The RUC chief accused him of "carefully subscribing misleading information to the press in order to serve his own purposes" and said, "There is little doubt that he is one of the prime movers behind the upsurge of alleged discrimination in housing and employment."

The Northern Ireland unionist establishment was taken completely by surprise when the first generation of young, educated Catholics initiated the civil rights movement. Hitherto it had managed to get away with gerrymandering councils and allocating jobs and housing on the basis of religion.

Financial threats

After the critical Oct. 5 parade in Derry, when camera footage captured the RUC beating civil rights marchers, the British prime minister, Harold Wilson, told O’Neill he must institute reforms or they could be "the complete liquidation of all financial agreements with Northern Ireland."

Wilson, clearly furious with the slow pace of reform, also threatened to withdraw subsidies from Protestant bastions such as Harland and Wolff shipyard and Shorts armaments factory, referring to them as "a kind of soup kitchen" that were of "no good to anybody."

But they also reveal O’Neill being squeezed by violent predictions from within his right-wing within government, who refused to contemplate being influenced by threats from London or conceding democratic reforms such as "one man, one vote."

Craig, then housing minister, said reforms would "provoke a constitutional crisis and a massive uprising of the loyalist community." Brian Faulkner, then commerce minister, warned about "wholesale chaos and virtual civil war."

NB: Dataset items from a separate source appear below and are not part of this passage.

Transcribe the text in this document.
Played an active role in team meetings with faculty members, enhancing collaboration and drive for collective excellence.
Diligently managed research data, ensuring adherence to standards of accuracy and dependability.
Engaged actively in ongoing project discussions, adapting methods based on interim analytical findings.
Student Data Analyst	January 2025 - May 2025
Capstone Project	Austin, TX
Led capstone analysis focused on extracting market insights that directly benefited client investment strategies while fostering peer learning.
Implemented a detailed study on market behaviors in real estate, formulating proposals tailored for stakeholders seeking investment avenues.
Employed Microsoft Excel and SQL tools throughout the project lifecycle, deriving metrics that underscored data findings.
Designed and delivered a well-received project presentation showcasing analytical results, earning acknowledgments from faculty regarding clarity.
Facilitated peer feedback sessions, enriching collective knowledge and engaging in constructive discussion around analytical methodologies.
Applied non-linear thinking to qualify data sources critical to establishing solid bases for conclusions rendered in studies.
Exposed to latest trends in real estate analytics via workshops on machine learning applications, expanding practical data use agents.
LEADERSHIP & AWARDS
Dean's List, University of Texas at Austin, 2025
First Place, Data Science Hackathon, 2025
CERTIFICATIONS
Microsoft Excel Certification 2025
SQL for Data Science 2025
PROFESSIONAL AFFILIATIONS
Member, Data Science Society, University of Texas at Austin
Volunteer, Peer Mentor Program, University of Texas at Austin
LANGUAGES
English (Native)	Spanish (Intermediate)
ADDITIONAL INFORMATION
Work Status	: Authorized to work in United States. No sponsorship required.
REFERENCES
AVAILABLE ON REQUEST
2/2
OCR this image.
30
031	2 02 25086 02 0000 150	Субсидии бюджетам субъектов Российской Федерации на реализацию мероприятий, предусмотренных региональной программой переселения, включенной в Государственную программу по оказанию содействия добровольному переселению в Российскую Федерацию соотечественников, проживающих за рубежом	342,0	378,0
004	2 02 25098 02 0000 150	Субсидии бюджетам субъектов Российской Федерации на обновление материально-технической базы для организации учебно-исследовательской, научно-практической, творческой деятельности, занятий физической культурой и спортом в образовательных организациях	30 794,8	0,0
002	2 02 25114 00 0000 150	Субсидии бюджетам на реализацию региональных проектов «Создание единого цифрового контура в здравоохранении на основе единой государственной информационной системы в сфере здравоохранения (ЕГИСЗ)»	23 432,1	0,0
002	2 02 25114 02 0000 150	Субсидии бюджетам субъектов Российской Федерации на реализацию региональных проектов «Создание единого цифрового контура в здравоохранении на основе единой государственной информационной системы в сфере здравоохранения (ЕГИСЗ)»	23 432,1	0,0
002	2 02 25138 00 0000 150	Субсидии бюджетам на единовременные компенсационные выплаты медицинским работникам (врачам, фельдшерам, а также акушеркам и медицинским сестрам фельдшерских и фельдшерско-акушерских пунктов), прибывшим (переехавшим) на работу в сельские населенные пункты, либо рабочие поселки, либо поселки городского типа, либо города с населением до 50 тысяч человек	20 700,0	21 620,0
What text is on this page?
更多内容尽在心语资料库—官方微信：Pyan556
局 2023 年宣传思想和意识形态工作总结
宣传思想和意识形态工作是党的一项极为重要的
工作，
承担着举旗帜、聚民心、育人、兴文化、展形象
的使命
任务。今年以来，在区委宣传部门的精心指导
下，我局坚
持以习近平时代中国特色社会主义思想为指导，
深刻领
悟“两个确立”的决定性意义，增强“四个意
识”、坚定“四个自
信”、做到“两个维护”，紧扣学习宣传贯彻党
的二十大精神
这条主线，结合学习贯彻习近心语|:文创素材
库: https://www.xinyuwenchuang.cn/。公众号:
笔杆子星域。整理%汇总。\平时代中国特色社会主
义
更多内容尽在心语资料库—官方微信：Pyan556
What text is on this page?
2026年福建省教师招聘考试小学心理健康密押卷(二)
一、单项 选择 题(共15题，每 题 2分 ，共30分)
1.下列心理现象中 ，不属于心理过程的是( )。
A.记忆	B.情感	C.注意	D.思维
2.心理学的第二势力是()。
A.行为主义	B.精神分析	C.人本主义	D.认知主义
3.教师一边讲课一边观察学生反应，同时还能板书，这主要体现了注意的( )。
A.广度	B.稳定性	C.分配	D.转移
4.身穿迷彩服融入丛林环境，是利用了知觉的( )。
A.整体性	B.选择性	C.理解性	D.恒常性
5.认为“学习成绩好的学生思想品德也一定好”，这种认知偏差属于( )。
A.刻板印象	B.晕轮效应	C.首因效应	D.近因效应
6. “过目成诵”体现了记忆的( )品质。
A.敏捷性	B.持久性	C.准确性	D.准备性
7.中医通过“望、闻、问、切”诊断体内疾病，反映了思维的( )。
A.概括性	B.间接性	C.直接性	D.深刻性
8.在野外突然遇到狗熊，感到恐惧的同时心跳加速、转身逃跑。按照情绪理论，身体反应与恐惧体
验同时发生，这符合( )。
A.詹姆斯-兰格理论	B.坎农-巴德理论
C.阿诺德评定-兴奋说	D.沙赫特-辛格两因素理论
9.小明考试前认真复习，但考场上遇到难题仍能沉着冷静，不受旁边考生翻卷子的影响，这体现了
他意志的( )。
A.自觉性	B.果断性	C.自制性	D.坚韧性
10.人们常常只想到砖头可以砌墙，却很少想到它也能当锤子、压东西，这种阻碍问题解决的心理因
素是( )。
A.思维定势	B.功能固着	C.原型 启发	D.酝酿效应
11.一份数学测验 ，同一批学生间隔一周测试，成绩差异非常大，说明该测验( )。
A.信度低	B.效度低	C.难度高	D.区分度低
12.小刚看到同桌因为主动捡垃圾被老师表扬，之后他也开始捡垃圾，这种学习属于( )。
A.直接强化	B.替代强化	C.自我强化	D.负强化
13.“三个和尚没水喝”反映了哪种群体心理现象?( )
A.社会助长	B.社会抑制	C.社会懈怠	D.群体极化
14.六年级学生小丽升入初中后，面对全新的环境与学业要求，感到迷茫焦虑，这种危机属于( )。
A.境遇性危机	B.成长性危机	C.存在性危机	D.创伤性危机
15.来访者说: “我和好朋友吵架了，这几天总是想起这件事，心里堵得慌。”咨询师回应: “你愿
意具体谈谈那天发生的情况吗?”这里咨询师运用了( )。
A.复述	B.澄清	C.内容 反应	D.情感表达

Craig opposed a points system for allocating housing, claiming the present system worked fairly despite the allocation of a new house in County Tyrone to a 19-year-old single girl who was the secretary of a local unionist instead of to a large Catholic family in the same area.

O’Neill, in strong contrast, said he felt Catholics had genuine grievances, although he was adamant that "Ulster is British" and must always remain so. "Of course," he said in late 1968, "there are anti-partition agitators prominently at work, but can any of us truthfully say in the confines of this room that the minority has no grievance calling for a remedy?"

At the same time he was scathing of Fitt and Currie’s "antics" and of their "abuse of the world’s press." Nevertheless, he asked if it were possible to "govern Ulster by police power alone, against the background of mounting disorder."

To avoid British-imposed concessions on the 1920 Government of Ireland Act, reforms had to be made in other directions, he said. The multiple vote in local government elections had to go, along with concessions on the Catholic-controlled Mater Hospital in Belfast.

"And we may even in time have to make a bitter choice between losing Londonderry and losing Ulster," O’Neill said.

Despite O’Neill’s reforms, the Burntollet March ambush of January 1969 put another nail in the coffin of O’Neill’s leadership, ultimately leading to his downfall and the violence of 1969 that led to the IRA split and the start of 30 years of troubles.